04.12.2023
İki evsizin birbirine yuva olma hikayesi...
Eski sokakta ilerlerken kulağıma inleme sesleri gelmeye başladı.
Parmaklarım arasındaki bitmek üzere olan ucuz sigaradan bir nefes daha çektim. İki bina arasında kalan, ara sokağa girdiğimde daha önce de tam üç kere gördüğüm o kişiyi birini becerirken gördüm.
Uzun saçları olan ve kendinden büyük duran kadını bacaklarından tutmuş bir şekilde duvara yaslamıştı. Kadını hızla ayakta beceriyordu ve ikisinin inlemeleri sokakta yankılanıyordu.
"Ahh! Yavaşla!"
İkisini umursamadan karşılarına bir karton serdim ve içinde birkaç parça giysimin olduğu çantayı kenara bırakıp elimde tuttuğum battaniyeyi kartonun üzerine serdim.

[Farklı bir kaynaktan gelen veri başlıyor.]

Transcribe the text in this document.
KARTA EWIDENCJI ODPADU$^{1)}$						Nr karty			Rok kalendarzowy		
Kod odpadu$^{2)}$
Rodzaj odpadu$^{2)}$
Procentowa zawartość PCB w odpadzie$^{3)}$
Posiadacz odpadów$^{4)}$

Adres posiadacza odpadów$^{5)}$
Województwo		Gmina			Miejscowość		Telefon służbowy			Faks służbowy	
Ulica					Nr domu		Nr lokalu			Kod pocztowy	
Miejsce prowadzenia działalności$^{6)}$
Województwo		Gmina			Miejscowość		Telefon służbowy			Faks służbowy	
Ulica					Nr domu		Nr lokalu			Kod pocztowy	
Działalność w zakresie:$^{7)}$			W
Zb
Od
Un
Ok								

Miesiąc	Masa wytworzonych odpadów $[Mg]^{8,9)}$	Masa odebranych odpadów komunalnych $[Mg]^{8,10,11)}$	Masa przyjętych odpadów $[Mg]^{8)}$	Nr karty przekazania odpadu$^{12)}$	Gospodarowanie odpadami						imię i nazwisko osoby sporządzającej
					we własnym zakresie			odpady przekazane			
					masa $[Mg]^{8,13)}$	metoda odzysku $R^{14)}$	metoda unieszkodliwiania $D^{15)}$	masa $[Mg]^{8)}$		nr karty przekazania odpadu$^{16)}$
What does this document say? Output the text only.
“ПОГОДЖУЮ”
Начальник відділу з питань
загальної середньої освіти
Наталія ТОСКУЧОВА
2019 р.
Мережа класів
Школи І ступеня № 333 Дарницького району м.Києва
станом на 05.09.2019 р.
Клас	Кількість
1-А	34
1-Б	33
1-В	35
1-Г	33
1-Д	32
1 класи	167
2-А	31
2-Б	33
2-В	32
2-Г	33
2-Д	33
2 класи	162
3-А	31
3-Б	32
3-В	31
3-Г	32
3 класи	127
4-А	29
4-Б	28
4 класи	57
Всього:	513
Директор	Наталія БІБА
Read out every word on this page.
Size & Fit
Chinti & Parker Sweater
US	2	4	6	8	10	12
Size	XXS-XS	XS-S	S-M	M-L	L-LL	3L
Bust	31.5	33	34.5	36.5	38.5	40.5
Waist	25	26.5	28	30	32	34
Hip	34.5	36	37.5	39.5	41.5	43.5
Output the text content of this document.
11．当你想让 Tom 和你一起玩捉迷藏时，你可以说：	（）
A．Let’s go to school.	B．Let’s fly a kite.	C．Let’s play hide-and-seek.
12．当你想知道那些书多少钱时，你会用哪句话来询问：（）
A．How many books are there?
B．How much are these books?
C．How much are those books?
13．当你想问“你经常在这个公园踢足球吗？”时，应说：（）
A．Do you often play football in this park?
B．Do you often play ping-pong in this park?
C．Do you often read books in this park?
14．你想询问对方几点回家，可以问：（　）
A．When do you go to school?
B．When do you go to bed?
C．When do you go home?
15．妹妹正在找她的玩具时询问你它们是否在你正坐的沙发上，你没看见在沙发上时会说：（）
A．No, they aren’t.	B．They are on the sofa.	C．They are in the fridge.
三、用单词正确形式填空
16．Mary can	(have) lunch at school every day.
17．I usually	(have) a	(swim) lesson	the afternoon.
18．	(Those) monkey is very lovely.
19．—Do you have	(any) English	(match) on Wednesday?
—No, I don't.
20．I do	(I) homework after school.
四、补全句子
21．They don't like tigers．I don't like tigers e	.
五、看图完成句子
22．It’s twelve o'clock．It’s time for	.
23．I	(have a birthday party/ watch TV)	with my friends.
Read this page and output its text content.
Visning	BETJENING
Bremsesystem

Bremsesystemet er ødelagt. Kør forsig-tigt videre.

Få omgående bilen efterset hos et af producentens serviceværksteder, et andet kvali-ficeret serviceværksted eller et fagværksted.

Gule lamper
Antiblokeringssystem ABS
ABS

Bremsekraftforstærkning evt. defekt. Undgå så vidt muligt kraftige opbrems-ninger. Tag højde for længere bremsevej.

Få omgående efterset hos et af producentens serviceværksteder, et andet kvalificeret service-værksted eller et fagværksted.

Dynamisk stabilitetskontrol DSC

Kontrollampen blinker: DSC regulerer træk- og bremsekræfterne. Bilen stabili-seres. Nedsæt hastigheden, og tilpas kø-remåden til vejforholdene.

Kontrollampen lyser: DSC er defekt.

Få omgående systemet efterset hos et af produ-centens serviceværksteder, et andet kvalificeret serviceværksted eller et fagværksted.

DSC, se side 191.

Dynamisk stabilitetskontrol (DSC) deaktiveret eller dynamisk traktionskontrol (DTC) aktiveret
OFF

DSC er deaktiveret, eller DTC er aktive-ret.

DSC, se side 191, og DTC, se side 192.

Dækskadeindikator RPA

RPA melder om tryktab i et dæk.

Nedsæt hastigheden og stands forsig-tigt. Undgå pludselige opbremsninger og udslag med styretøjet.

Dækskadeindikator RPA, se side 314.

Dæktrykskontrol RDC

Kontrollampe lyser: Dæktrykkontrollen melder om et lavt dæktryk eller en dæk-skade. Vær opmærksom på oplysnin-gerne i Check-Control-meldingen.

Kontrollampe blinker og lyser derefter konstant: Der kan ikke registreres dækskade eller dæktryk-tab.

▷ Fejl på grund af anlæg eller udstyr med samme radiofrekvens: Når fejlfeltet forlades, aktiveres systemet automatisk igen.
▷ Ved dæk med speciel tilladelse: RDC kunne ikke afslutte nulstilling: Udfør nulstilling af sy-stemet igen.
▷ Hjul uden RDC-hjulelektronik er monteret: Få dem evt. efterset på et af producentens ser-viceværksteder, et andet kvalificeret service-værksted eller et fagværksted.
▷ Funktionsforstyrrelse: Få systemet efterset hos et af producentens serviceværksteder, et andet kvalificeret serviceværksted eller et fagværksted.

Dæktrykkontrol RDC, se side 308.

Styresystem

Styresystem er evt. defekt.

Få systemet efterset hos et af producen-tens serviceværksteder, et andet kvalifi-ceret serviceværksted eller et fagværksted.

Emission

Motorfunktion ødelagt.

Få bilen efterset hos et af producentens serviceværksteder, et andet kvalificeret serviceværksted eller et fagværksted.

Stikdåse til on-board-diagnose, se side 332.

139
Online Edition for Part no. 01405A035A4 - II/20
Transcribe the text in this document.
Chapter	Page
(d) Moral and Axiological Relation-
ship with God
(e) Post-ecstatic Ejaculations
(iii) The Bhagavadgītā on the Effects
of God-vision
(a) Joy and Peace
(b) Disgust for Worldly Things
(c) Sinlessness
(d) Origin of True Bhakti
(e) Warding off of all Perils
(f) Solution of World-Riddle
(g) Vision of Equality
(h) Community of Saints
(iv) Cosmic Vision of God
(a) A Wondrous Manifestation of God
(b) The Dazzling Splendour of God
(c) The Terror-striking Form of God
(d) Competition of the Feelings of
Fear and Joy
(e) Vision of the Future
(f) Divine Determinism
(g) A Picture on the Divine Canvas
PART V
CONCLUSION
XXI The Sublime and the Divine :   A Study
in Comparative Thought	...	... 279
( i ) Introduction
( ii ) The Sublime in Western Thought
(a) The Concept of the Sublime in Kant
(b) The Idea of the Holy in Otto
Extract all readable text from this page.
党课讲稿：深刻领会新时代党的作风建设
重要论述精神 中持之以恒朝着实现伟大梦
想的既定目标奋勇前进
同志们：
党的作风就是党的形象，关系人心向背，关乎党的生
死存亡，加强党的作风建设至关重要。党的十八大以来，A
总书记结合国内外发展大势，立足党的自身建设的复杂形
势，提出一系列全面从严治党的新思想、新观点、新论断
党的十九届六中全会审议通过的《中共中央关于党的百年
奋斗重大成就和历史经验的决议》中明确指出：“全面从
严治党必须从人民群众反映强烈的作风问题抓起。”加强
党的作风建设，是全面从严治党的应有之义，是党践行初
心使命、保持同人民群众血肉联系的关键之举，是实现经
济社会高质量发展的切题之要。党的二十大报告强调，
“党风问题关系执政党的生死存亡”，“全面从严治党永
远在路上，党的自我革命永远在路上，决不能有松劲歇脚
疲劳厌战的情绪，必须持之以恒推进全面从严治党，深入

Kartonun üstüne oturup battaniyeyi üzerime çektim. Sırtımı soğuk duvara yaslarken karşımdaki manzaraya bakıp bitmek üzere olan sigaramdan bir nefes daha çektim.
Koyu kahve saçlarını görüyordum, üzerindeki kalın giysiler dağılmıştı. Pantolonunu biraz aşağı indirmişti sadece, çıkarmamıştı.
Bir de kucağındaki kadını görüyordum. Esmer bacaklarını onun beline dolamıştı. Uzun, siyah saçları çocuğun üzerinde dağılmıştı. Gözlerinde zevk aldığını belli eden dağınık bir ifade vardı.
Saniyeler sonra rahatlamış olmalılar ki birbirlerinden ayrıldılar. Çocuk pantolonunu düzeltirken göz ucuyla bana baktı ve umursamazca karşımdaki yere serilmiş battaniyenin üzerine, bacaklarını açarak oturdu. Ucuz olduğu belli olan sigarasını dudaklarının arasına koydu ve bir kibritle ucunu tutuşturdu.
"Paramı ver." Kadın pantolonunun fermuarını çekerken elini çocuğa doğru uzattı.
Çocuk cebinden çıkardığı birkaç yüzlüğü yere attı. Kadın umursamadan yerdeki parayı aldı.
"Sonra görüşürüz tatlım." Dedi ve keyifli bir ifadeyle ara sokaktan çıktı.
Şimdi ikimiz tek kalmıştık.
Onun gözleri yerdeyken bakışlarım onun üzerinde gezdi. Yüzünde bir sürü yara izi vardı ve hepsi taze duruyordu.
Pek eski durmayan kıyafetleri tozlanmıştı. Saçları uzamışken yüzünde hiç sakalı yoktu, pürüzsüz duruyordu.
16 - 17 yaşlarında olmalıydı. Benden en fazla 3 yaş küçüktü yani.
"Seni daha önce de gördüm." Dediğimde sonunda gözlerini beni buldu.
Kinli bir ifadeyle bakıyordu, nefret eder gibi.
Sokaklarda böyle tipler çoktu bu yüzden pek şaşırtmamıştı kin dolu bakışları.
"Her görüşümde bir kadının üstündeydin." Cevap vermeden gözlerime bakmaya devam etti.
Bakışları insanı delip geçecek türdendi.
"Nesin sen?" Derken yerime biraz daha yayılmıştım. "Seks bağımlısı falan mı?"
Ve ilk defa bir tepki verdi. Sanki yakalanmış gibi kin dolu ifadesi bir saniyeliğine oynadı ama çabucak eski ifadesine dönmüştü.
"Bingo." Diye mırıldanırken dudaklarım yukarı kıvrıldı.
"Kes sesini," Dedi sinirlenmeye başlayan sesiyle. "Hiçbir şeye bağımlı falan değilim."
Kaşlarımı kaldırdım.
Yalan söyleyip söylemediğinden kendisi bile emin değil gibiydi çünkü sesinde gizlemeye çalıştığı bir kararsızlık vardı. Sanırım o da ne bok olduğunu bilmiyordu.